The second sub-plot is a drama around the socially relevant issue of surreptitiously shot pictures of nude women, set in a 24x7 department store with security cameras. The third story is about a rejected and aspiring singer seeking revenge on a top pop star (real-life references here cannot be missed), by way of a "sting operation", which she does through a defeated ex-Tehelka operator.
For the curious, sleaze is not part of LSD's visuals - just part of its critique - except for one "explicitly blurred" scene of the actual act of sex. However, otherwise there is a high amount of suggestive sexual content, and plenty of profanity being hurled about, seeing as the protagonists are all people with mercurial temperaments and quick-fix sensibilities, caught in agitated circumstances; and seeing as they mostly don't know there's a camera around.
Human depravity watched through a little hidden camera looks all the more immoral, and so, whenever there's a "naughty" dialogue or scene that brings out sniggers, the mirth eventually dies down when the gravity of the situation hardens. LSD has just such a perspective, and there are also indignant references to the injustice that the real-life enterprise Tehelka faced post its blockbuster sting.
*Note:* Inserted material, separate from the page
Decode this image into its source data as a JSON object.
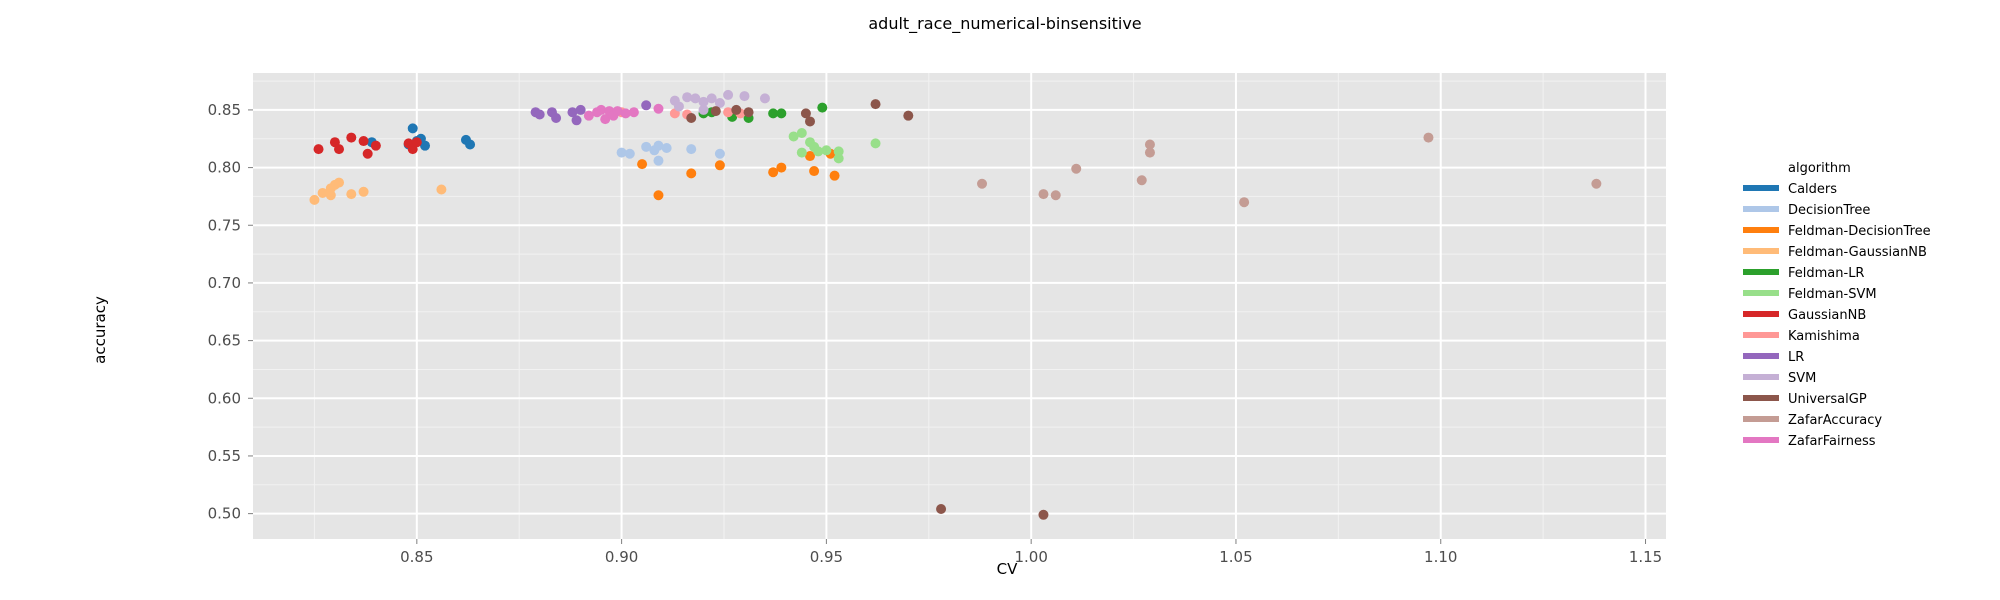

The flaws of the flick are that there is no morally victorious closure to a few of the offences - extremely grave ones, actually - that LSD shows. Even though Banerjee winds up in the end with the one "good" person who serves as the beacon of hope after all the scum has been dug up, it's not enough. There's suffocating reliance on dark motives to carry the stories along, and nothing much to comfort you.
Because of the commonplace-ness of the conversations and the incidents, the narrative has an everyday, indoors feel to it. Yet, the drama is gripping, and whenever the plots knot into their respective climaxes, there is palpable tension in the air, thick enough to cut with a knife.
The hidden camera gimmick lets everything seem real, including the background score that at several points in time consists of real background sound. Also, the authenticity of the performances doesn't leave scope for criticism, but this is not a film you'll watch for the performances - it is a directorial feat to have put this story together.
Catch LSD some time if you know what you're getting into. It may not stick around at the theatres for too long, though.